Avant même d’entrer dans le monde de l’entreprise. On pense par exemple au fameux discours des étudiants d’AgroParisTech… On en a tenu compte dès le départ en travaillant avec “Pour un réveil écologique”, une association qui rassemble des étudiants de grandes écoles. Ils font aussi partie du comité des garants, toujours pour éviter que la CEC soit étiquetée comme un énième mouvement patronal qui veut se donner bonne conscience. Ils seront là pour s’assurer sinon de la radicalité, au moins de l’intention claire des dirigeants. Vous parlez d’AgroParisTech. J’ai aussi été marqué par le discours d’Anne-Fleur Goll sur l’avenir de la planète, lors de la remise des prix à HEC Paris, le coeur du “système”. Elle considère elle-même qu’on a besoin des activistes et des déserteurs comme force de changement. Pour secouer ce système de l’extérieur.
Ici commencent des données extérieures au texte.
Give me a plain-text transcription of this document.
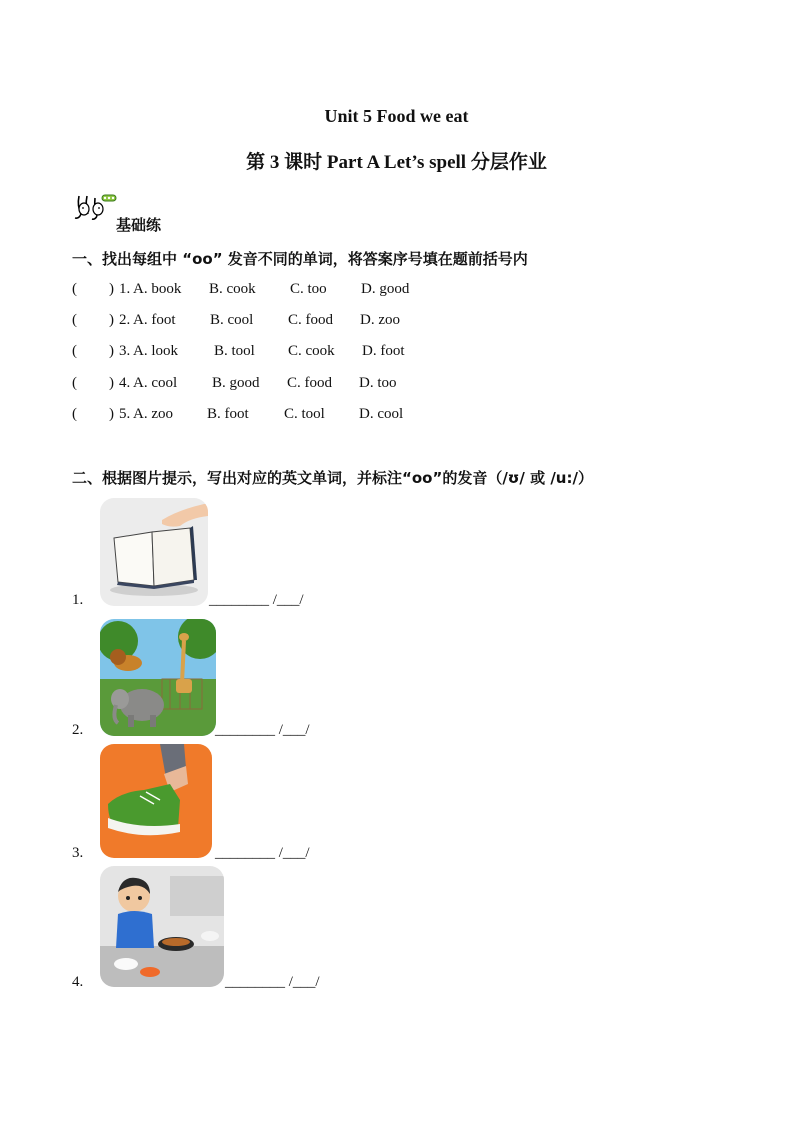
Unit 5 Food we eat
第 3 课时 Part A Let’s spell 分层作业
基础练
一、找出每组中 “oo” 发音不同的单词，将答案序号填在题前括号内
( ) 1. A. book B. cook C. too D. good
( ) 2. A. foot B. cool C. food D. zoo
( ) 3. A. look B. tool C. cook D. foot
( ) 4. A. cool B. good C. food D. too
( ) 5. A. zoo B. foot C. tool D. cool
二、根据图片提示，写出对应的英文单词，并标注“oo”的发音（/ʊ/ 或 /u:/）
1.	________ /___/
2.	________ /___/
3.	________ /___/
4.	________ /___/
Votre message pour les jeunes?
Moi, je considère qu’il nous faut aussi des gens à l’intérieur. Si les jeunes désertent tous, avec qui on fera ce changement! J’encourage les jeunes à entrer dans les entreprises mais à ne pas y rester sans rien dire. À s’y faire entendre. C’est pour cela qu’on travaille avec Les Collectifs, un rassemblement de 100 collectifs de salariés qui se sont organisés autour de cette préoccupation de l’urgence climatique. Quand ça bouge de l’intérieur, c’est toujours plus difficile de faire un écran de fumée.
Aurez-vous une démarche vis-à-vis des politiques?
Oui. Les participants à la CEC vont élaborer des propositions pour le pouvoir politique, tout comme l’ont fait les participants de la Convention des citoyens pour le climat. Je pense par exemple à l’économie circulaire ou à des rémunérations des dirigeants indexés sur les bénéfices écologiques. On a besoin de soutien sur ces aspects.
Avez-vous pris des garanties pour être écoutés par le Gouvernement?
Oui, on a pris des contacts en amont. On a préparé le terrain depuis plusieurs mois, pour que nos propositions soient co-construites et donnent lieu à de nouvelles lois ou de nouvelles réglementations. On est en contact avec le Ministère de la Transition écologique, le commissariat général au développement durable, l’Assemblée nationale… Des auditions sont d’ores et déjà prévues pour livrer nos propositions au Sénat et au Conseil économique social et environnemental. On veut éviter que nos propositions paraissent parachutées et tombent dans le vide. Elles devraient donc être accueillies avec bienveillance.
Quel est l’avenir de la CEC?
Comment transformer l’essai? C’est exactement ma réflexion aujourd’hui. Et j’aime bien cette expression car j’aime bien le rugby. On réfléchit à un essaimage avec des CEC territoriales. À Lyon, on a des contacts avec les instances politiques et on a beaucoup de demandes des chefs d’entreprise. Christophe Martin et Alexandra Mathiolon pourraient être des relais pour ces projets en Auvergne-Rhône-Alpes. On a aussi des relais à Grenoble, Annecy… Et des contacts avancés en Bourgogne, dans le Sud, en Nouvelle Aquitaine…
Et à titre personnel, après une telle aventure, vous vous sentez de revenir chez Michelin?
Vous avez complètement raison! Je me pose aussi la question personnellement. Et je ne suis pas le seul parmi les organisateurs de la CEC. L’enjeu, c’est déjà de bien terminer ce premier parcours. Mais l’envie évidemment, c’est que cette première phase qui a été une impulsion, ne reste pas un coup d’épée dans l’eau. Il faut la faire grandir en s’associant avec des mouvements existants et monter une structure qui permettrait de proposer un “parcours CEC” . Toujours dans l’idée d’impliquer un maximum de chefs d’entreprise dans la transition. Pour que la CEC soit un catalyseur.